Mais nous ne devons pas perdre de vue nos priorités : la visibilité sur le terrain et le lien privilégié avec les habitants. C’est cette proximité qui permet le recueil d’informations et, in fine, leur partage avec nos partenaires. Je ne suis pas hostile à plus d’autonomie de la PM, mais, attention à ne pas être submergés par les procédures. Nous risquerions d’y perdre notre raison d’être. »

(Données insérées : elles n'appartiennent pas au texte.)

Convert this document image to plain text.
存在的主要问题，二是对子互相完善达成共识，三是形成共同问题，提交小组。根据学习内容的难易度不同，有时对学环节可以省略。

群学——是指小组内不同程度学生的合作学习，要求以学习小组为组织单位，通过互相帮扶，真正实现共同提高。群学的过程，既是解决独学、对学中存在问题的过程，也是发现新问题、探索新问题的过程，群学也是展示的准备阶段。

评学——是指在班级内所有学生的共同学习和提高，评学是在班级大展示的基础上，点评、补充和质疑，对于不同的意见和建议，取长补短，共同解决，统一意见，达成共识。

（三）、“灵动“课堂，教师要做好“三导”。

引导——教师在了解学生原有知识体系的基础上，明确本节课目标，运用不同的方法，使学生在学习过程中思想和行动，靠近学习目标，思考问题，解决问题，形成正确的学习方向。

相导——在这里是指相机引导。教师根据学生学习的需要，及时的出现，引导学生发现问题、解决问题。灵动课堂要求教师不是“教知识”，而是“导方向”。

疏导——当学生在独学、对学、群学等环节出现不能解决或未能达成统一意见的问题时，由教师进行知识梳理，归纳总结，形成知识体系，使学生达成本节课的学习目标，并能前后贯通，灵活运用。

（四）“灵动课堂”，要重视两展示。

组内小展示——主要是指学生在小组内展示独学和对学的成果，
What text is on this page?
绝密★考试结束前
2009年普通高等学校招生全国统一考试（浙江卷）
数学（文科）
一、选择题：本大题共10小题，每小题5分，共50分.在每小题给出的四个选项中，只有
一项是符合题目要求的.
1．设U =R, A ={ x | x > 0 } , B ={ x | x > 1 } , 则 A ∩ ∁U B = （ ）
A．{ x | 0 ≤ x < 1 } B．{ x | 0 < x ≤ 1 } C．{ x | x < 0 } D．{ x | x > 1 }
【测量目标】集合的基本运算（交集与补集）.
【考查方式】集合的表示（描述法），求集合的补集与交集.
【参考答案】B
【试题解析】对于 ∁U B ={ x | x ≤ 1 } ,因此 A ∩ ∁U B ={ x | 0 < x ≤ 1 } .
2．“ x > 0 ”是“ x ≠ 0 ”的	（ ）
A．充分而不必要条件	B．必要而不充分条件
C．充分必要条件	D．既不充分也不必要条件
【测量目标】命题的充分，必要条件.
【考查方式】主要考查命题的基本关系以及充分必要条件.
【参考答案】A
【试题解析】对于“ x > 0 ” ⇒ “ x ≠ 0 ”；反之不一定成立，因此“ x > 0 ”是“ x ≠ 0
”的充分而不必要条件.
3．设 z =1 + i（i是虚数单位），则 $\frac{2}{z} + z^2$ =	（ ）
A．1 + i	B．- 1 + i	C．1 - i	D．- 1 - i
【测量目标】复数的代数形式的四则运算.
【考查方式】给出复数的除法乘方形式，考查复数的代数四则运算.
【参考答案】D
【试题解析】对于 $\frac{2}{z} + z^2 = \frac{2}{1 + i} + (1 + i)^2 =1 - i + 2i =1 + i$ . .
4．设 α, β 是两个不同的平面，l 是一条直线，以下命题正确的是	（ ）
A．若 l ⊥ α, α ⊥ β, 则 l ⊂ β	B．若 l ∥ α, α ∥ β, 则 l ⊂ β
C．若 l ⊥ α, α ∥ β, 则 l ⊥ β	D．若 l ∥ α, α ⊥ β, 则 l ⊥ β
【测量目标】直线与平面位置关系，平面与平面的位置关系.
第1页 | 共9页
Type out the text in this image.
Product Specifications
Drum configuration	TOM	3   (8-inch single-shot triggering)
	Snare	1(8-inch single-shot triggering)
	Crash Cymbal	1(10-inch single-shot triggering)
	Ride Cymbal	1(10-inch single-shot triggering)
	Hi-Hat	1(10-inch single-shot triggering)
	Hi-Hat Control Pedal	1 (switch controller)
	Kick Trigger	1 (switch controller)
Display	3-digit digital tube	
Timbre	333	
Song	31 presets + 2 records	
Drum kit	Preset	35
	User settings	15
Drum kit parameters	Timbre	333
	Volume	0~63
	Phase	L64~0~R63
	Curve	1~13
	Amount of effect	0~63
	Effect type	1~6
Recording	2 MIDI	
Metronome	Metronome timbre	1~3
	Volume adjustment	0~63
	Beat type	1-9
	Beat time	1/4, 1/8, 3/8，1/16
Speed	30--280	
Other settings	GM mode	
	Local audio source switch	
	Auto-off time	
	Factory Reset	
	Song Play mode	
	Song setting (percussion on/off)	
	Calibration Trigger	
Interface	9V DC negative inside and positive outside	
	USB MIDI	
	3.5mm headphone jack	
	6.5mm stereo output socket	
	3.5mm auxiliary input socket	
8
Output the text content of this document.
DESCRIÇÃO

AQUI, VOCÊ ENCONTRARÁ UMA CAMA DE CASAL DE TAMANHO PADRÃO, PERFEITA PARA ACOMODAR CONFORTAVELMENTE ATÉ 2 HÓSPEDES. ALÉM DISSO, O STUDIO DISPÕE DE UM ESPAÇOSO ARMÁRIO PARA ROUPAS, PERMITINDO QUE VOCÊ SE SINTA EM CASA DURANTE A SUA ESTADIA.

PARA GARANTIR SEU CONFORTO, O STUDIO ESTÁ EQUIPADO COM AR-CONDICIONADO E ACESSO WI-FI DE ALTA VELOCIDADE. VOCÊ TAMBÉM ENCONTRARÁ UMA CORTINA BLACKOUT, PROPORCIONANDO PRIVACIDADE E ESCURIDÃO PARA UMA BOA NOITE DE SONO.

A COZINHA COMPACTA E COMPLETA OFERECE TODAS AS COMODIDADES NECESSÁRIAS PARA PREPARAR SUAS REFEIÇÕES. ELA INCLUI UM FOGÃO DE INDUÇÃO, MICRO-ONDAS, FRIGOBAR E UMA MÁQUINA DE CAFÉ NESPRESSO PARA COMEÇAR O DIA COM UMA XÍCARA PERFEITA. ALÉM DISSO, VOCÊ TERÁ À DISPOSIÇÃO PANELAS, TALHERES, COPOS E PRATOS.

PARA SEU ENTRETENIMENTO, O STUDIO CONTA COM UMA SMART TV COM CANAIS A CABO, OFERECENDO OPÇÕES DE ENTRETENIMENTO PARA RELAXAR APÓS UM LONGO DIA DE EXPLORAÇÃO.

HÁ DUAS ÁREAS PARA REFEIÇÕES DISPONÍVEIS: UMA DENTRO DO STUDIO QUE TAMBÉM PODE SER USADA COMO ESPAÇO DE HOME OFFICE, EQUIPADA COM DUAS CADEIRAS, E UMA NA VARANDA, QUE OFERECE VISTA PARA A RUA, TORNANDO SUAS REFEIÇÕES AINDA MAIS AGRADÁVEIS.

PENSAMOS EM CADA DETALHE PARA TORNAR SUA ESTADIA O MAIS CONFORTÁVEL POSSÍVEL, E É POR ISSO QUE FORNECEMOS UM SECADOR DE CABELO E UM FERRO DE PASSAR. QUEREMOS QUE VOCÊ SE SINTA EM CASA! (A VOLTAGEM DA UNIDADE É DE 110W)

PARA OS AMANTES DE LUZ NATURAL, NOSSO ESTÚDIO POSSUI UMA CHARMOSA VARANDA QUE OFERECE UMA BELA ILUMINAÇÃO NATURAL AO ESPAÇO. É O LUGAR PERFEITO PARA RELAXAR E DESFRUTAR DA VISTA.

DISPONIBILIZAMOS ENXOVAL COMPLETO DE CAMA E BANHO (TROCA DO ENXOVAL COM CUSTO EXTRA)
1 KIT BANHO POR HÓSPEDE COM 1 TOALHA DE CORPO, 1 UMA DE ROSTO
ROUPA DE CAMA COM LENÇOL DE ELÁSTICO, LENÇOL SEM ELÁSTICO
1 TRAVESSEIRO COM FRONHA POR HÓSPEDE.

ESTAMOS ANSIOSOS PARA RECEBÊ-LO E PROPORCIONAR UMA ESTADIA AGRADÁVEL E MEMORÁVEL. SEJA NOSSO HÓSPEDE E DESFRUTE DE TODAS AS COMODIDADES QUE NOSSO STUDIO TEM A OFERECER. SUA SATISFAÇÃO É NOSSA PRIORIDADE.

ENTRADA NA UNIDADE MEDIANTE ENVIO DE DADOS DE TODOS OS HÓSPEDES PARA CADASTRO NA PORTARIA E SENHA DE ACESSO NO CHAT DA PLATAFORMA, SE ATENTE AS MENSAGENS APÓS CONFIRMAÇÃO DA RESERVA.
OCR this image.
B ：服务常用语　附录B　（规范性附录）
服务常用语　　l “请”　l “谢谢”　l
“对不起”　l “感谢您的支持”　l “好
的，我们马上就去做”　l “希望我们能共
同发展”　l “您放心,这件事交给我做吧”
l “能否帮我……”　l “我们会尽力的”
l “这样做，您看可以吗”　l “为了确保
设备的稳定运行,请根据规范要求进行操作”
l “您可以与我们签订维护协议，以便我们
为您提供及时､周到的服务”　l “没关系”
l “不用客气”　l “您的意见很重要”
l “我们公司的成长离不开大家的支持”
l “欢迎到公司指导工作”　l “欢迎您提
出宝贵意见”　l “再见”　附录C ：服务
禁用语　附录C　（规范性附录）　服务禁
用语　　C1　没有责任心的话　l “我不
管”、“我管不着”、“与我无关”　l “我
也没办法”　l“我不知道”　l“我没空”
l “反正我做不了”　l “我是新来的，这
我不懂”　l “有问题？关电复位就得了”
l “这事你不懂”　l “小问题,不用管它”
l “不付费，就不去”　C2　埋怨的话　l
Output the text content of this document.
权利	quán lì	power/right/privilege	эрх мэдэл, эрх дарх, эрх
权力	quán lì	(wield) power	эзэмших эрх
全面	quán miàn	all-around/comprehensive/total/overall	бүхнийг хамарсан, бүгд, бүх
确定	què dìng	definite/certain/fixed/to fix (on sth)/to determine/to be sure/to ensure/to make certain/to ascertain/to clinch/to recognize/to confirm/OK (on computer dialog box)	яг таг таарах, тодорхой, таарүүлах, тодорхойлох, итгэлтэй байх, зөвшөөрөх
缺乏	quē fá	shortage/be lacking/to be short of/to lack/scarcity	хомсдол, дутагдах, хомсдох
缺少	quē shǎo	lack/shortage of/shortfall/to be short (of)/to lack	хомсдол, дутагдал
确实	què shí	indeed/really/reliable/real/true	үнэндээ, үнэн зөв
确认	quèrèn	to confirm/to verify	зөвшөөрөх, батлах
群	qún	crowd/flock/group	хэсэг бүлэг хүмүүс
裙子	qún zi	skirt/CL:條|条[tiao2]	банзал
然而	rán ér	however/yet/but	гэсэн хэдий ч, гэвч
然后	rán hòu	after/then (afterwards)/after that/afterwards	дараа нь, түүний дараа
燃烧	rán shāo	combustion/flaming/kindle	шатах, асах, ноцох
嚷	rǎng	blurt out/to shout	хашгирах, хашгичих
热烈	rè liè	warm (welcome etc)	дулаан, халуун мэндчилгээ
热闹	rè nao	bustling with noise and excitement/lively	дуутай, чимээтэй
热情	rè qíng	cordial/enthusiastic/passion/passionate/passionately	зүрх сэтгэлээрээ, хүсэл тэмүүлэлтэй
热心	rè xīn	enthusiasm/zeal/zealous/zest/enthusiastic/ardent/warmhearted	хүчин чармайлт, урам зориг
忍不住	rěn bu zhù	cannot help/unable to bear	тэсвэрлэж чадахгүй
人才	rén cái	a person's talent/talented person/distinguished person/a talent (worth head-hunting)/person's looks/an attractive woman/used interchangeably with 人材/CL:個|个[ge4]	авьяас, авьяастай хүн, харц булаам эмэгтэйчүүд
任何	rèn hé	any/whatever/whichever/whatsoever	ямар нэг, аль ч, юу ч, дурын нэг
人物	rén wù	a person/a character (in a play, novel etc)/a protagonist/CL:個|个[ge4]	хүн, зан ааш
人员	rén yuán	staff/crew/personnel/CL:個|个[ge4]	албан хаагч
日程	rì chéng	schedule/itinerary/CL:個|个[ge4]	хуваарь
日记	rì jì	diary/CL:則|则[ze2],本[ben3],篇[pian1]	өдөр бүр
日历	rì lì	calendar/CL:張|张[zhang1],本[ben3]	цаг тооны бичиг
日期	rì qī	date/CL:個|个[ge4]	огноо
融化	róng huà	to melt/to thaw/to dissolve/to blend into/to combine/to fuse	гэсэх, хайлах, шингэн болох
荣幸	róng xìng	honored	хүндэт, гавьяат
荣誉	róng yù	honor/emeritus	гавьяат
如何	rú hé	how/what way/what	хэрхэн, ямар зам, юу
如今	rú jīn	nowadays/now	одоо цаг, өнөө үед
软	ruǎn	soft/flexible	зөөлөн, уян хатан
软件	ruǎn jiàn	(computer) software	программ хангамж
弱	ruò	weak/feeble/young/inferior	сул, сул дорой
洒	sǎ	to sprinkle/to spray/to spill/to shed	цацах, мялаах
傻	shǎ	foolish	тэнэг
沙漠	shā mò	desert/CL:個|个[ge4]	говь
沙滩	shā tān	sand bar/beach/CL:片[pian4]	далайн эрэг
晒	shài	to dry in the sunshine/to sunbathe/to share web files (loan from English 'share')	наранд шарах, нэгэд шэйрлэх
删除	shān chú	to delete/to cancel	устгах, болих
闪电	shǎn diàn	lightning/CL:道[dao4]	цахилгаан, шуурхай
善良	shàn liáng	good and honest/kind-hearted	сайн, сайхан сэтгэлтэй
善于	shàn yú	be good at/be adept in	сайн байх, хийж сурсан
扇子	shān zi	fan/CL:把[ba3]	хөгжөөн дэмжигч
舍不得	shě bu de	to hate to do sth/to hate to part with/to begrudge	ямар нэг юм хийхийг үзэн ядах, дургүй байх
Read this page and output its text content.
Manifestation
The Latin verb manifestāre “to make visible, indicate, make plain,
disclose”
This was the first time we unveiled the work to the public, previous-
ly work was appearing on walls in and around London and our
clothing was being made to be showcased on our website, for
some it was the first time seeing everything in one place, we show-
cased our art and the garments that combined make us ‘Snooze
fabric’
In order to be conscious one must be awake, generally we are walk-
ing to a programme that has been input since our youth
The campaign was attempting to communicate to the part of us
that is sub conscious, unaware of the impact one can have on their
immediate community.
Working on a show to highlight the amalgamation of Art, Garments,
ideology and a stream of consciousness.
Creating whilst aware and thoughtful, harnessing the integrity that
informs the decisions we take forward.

«La police intercommunale de nuit vient en renfort » Michel Ajavon, directeur de la PM intercommunale de la CA val Parisis
« La doctrine d’emploi de notre police intercommunale, c’est une police d’intervention. La plupart des infractions sont commises la nuit et en soirée. L’Etat, seul, ne peut pas assurer la sécurité des citoyens, et les PM n’en ont pas non plus les moyens. Notre police, qui intervient de 18 heures à 4 heures du matin, vient en renfort des polices municipales qui, elles, se concentrent plus sur des missions de proximité. Nous sommes 28 agents, avec un objectif de 40 en 2025. Nous sommes armés. Et nous intervenons. Nous ne nous substituons pas aux forces de police de l’Etat, nous venons en complément. Nous n’outrepassons pas nos missions d’agents de police municipale : nous constatons, si besoin nous interpellons, et nous remettons à l’officier de police judiciaire de la police ou de la gendarmerie nationale. »
« Etre armés pour protéger et nous protéger » Eve Lamarche, directrice de la PM d’Arras (40 700 hab., Pas-de-Calais)
« Notre PM est à un tournant. Actuellement, les 20 agents travaillent par secteurs, en journée, dans une très forte logique de proximité et des objectifs de tranquillité et de salubrité publiques, d’un meilleur vivre-ensemble. Cela sera toujours vrai demain. Mais nous allons étendre ce service public avec la création, d’ici à fin décembre, d’une brigade de nuit dotée de sept agents, présente en soirée et jusqu’à 2 ou 3 heures du matin. Tous les policiers seront armés. Nous ne sommes pas dans une logique d’intervention tous azimuts, notre priorité reste la proximité. Mais la police de proximité, ce n’est pas, contrairement à une idée reçue, déployer des hommes à pied ou à VTT, c’est être en capacité de répondre à des problèmes de tranquillité publique. Et donc être polyvalents : patrouiller, établir du lien, prévenir, intervenir si besoin… Et être armés pour protéger la population et être protégés. »
FOCUS
La grogne monte et la rentrée sociale sera « agitée »
Amélioration du déroulement de carrière, revalorisation des salaires, retraites… Voilà plusieurs années que les syndicats réclament des évolutions sociales en contrepartie de l’évolution de leurs missions. Une grogne ravivée par les débats parlementaires autour de la loi « sécurité globale », qui prévoyaient de nouvelles compétences pour les agents, mesure finalement retoquée par le Conseil constitutionnel. « Nos missions ne cessent, depuis des années, de s’étendre. Mais qui dit “nouvelles missions”, dit “reconnaissance financière et statutaire”. Or, il n’y a rien », tance Serge Haure, référent « PM » à la CFDT. « On attend à chaque fois des contreparties. Il n’y en a aucune », renchérit Manuel Herrero, de l’Unsa-Territoriaux. Colère aussi de Fabien Golfier, de FA-FPT : « L’Etat se décharge sur nous mais ne nous accorde aucune contrepartie sociale. » Tout aussi furieux, Christophe Léveillé, secrétaire national FO PM, réclame « l’ouverture d’un dialogue social » et promet « une rentrée sociale agitée ».